Dans l’attente des résultats de l’enquête publique de mars et avril 2024 relative auxdits parcelles que nous découvrons que le Ministre de la construction de l’urbanisme et du logement a procédé la quasi-totalité de ces parcelles à une structure dite SCI PALMAFRIQUE IMMOBILIER créée de toutes pièces par des particuliers à dessein » révèle le Comité des cadres des villages d’Eloka et M’batto-B pour la Défense de leurs terres occupées par Palmafrique, avant de lancer leur demande.
« Nous, peuple d’Eloka et de M’Batto Bouaké, déclarons solennellement «

« Que ces terres appartiennent historiquement à notre communauté, selon le droit coutumier reconnu par la loi ivoirienne (loi n°98-750 du 23 décembre 1998 sur le foncier rural). Que nous n’avons jamais cédé ces terres à titre définitif à PALMAFRIQUE, ni à ses successeurs. Que nous n’avons jamais donné notre consentement libre, préalable et éclairé à PALMAFRIQUE pour exploiter notre patrimoine foncier à des fins que leur objet social. Que nous exigeons justice, reconnaissance et réparation.
En conséquence, nous réclamons :
L’annulation immédiate des courriers du Ministre portant affectation de nos terres à la SCI PALMAFRIQUE IMMOBILIER, une société de droit privé créée seulement en 2023. L’affectation officielle de la propriété coutumière des terres par l’État au profit des villages d’Eloka et de M’Batto-Bouaké. Le rejet pur et simple de toute procédure engagée par la SCI PALMAFRIQUE IMMOBILIER visant à obtenir des ACD sur nos parcelles. Réclamons dans les plus brefs délais les résultats de l’enquête publique.
« Notre appel à la solidarité«

Nous appelons la presse, la société civile, les ONG de défense des droits humains, les leaders d’opinion, les avocats, les parlementaires, à se tenir aux côtés des villages d’Eloka et de M’Batto Bouaké pour que justice soit faite et que le droit des peuples à la terre soit respecté.

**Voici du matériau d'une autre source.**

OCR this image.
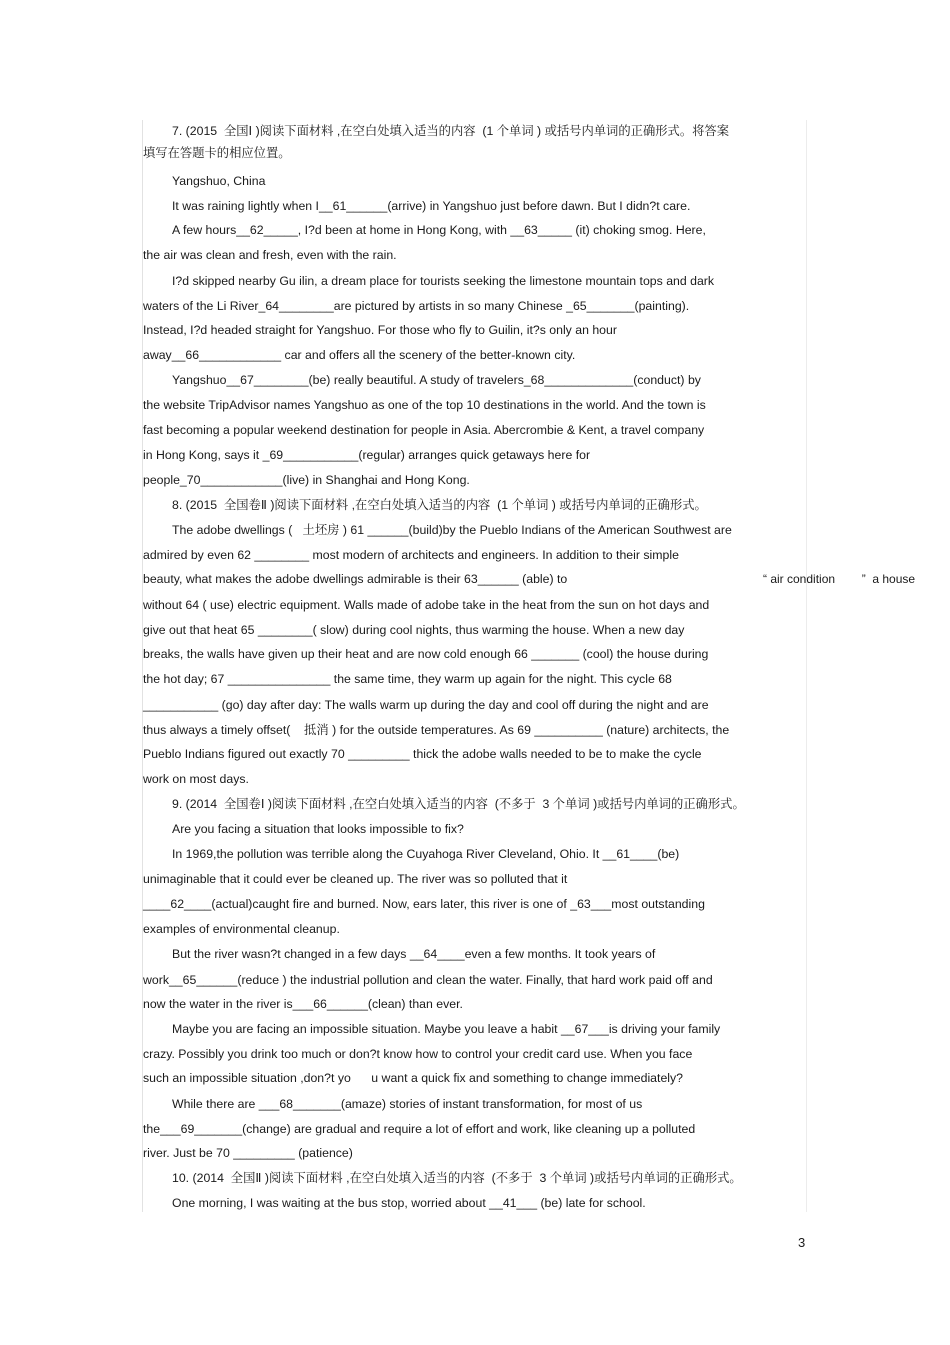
7. (2015  全国Ⅰ )阅读下面材料 ,在空白处填入适当的内容  (1 个单词 ) 或括号内单词的正确形式。将答案
填写在答题卡的相应位置。
Yangshuo, China
It was raining lightly when I__61______(arrive) in Yangshuo just before dawn. But I didn?t care.
A few hours__62_____, I?d been at home in Hong Kong, with __63_____ (it) choking smog. Here,
the air was clean and fresh, even with the rain.
I?d skipped nearby Gu ilin, a dream place for tourists seeking the limestone mountain tops and dark
waters of the Li River_64________are pictured by artists in so many Chinese _65_______(painting).
Instead, I?d headed straight for Yangshuo. For those who fly to Guilin, it?s only an hour
away__66____________ car and offers all the scenery of the better-known city.
Yangshuo__67________(be) really beautiful. A study of travelers_68_____________(conduct) by
the website TripAdvisor names Yangshuo as one of the top 10 destinations in the world. And the town is
fast becoming a popular weekend destination for people in Asia. Abercrombie & Kent, a travel company
in Hong Kong, says it _69___________(regular) arranges quick getaways here for
people_70____________(live) in Shanghai and Hong Kong.
8. (2015  全国卷Ⅱ )阅读下面材料 ,在空白处填入适当的内容  (1 个单词 ) 或括号内单词的正确形式。
The adobe dwellings (   土坯房 ) 61 ______(build)by the Pueblo Indians of the American Southwest are
admired by even 62 ________ most modern of architects and engineers. In addition to their simple
beauty, what makes the adobe dwellings admirable is their 63______ (able) to	“ air condition        ”  a house
without 64 ( use) electric equipment. Walls made of adobe take in the heat from the sun on hot days and
give out that heat 65 ________( slow) during cool nights, thus warming the house. When a new day
breaks, the walls have given up their heat and are now cold enough 66 _______ (cool) the house during
the hot day; 67 _______________ the same time, they warm up again for the night. This cycle 68
___________ (go) day after day: The walls warm up during the day and cool off during the night and are
thus always a timely offset(    抵消 ) for the outside temperatures. As 69 __________ (nature) architects, the
Pueblo Indians figured out exactly 70 _________ thick the adobe walls needed to be to make the cycle
work on most days.
9. (2014  全国卷Ⅰ )阅读下面材料 ,在空白处填入适当的内容  (不多于  3 个单词 )或括号内单词的正确形式。
Are you facing a situation that looks impossible to fix?
In 1969,the pollution was terrible along the Cuyahoga River Cleveland, Ohio. It __61____(be)
unimaginable that it could ever be cleaned up. The river was so polluted that it
____62____(actual)caught fire and burned. Now, ears later, this river is one of _63___most outstanding
examples of environmental cleanup.
But the river wasn?t changed in a few days __64____even a few months. It took years of
work__65______(reduce ) the industrial pollution and clean the water. Finally, that hard work paid off and
now the water in the river is___66______(clean) than ever.
Maybe you are facing an impossible situation. Maybe you leave a habit __67___is driving your family
crazy. Possibly you drink too much or don?t know how to control your credit card use. When you face
such an impossible situation ,don?t yo      u want a quick fix and something to change immediately?
While there are ___68_______(amaze) stories of instant transformation, for most of us
the___69_______(change) are gradual and require a lot of effort and work, like cleaning up a polluted
river. Just be 70 _________ (patience)
10. (2014  全国Ⅱ )阅读下面材料 ,在空白处填入适当的内容  (不多于  3 个单词 )或括号内单词的正确形式。
One morning, I was waiting at the bus stop, worried about __41___ (be) late for school.
3
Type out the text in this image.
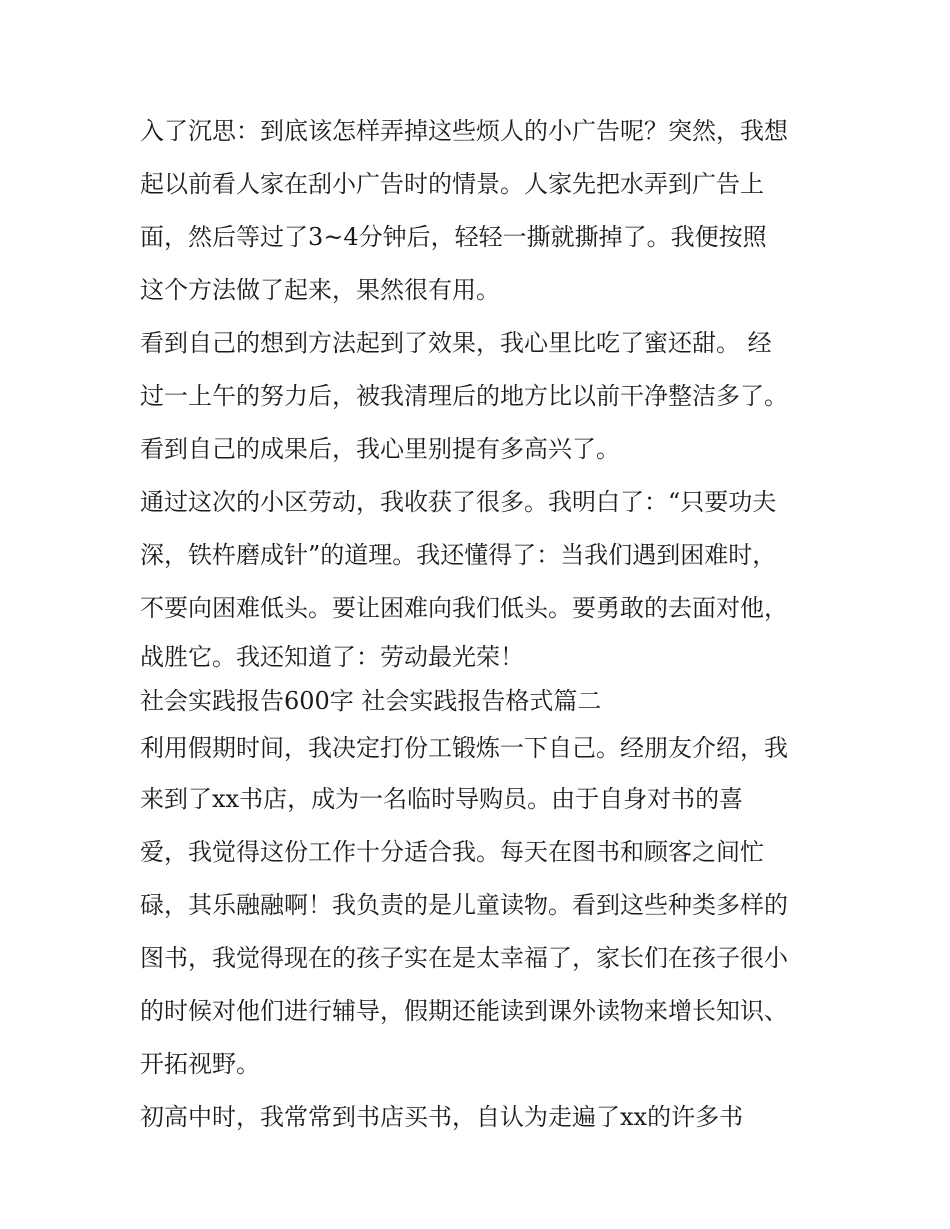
入了沉思：到底该怎样弄掉这些烦人的小广告呢？突然，我想
起以前看人家在刮小广告时的情景。人家先把水弄到广告上
面，然后等过了3~4分钟后，轻轻一撕就撕掉了。我便按照
这个方法做了起来，果然很有用。
看到自己的想到方法起到了效果，我心里比吃了蜜还甜。 经
过一上午的努力后，被我清理后的地方比以前干净整洁多了。
看到自己的成果后，我心里别提有多高兴了。
通过这次的小区劳动，我收获了很多。我明白了：“只要功夫
深，铁杵磨成针”的道理。我还懂得了：当我们遇到困难时，
不要向困难低头。要让困难向我们低头。要勇敢的去面对他，
战胜它。我还知道了：劳动最光荣！
社会实践报告600字 社会实践报告格式篇二
利用假期时间，我决定打份工锻炼一下自己。经朋友介绍，我
来到了xx书店，成为一名临时导购员。由于自身对书的喜
爱，我觉得这份工作十分适合我。每天在图书和顾客之间忙
碌，其乐融融啊！我负责的是儿童读物。看到这些种类多样的
图书，我觉得现在的孩子实在是太幸福了，家长们在孩子很小
的时候对他们进行辅导，假期还能读到课外读物来增长知识、
开拓视野。
初高中时，我常常到书店买书，自认为走遍了xx的许多书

Nous ne sommes pas contre le développement. Mais un développement sans justice est un développement sans avenir. Eloka et M’Batto Bouaké ne céderont pas. Eloka et M’Batto Bouaké se tiennent debout », termine le Comité des cadres des villages d’Eloka et M’battp-B pour la Défense de leurs terres occupées par Palmafrique. Que dira le ministère de la Construction avec ses courriers que la rédaction a bien parcourus, portant affectation des terres des dites communautés à la SCI Palmafrique Immobilier? DOSSIER A SUIVRE.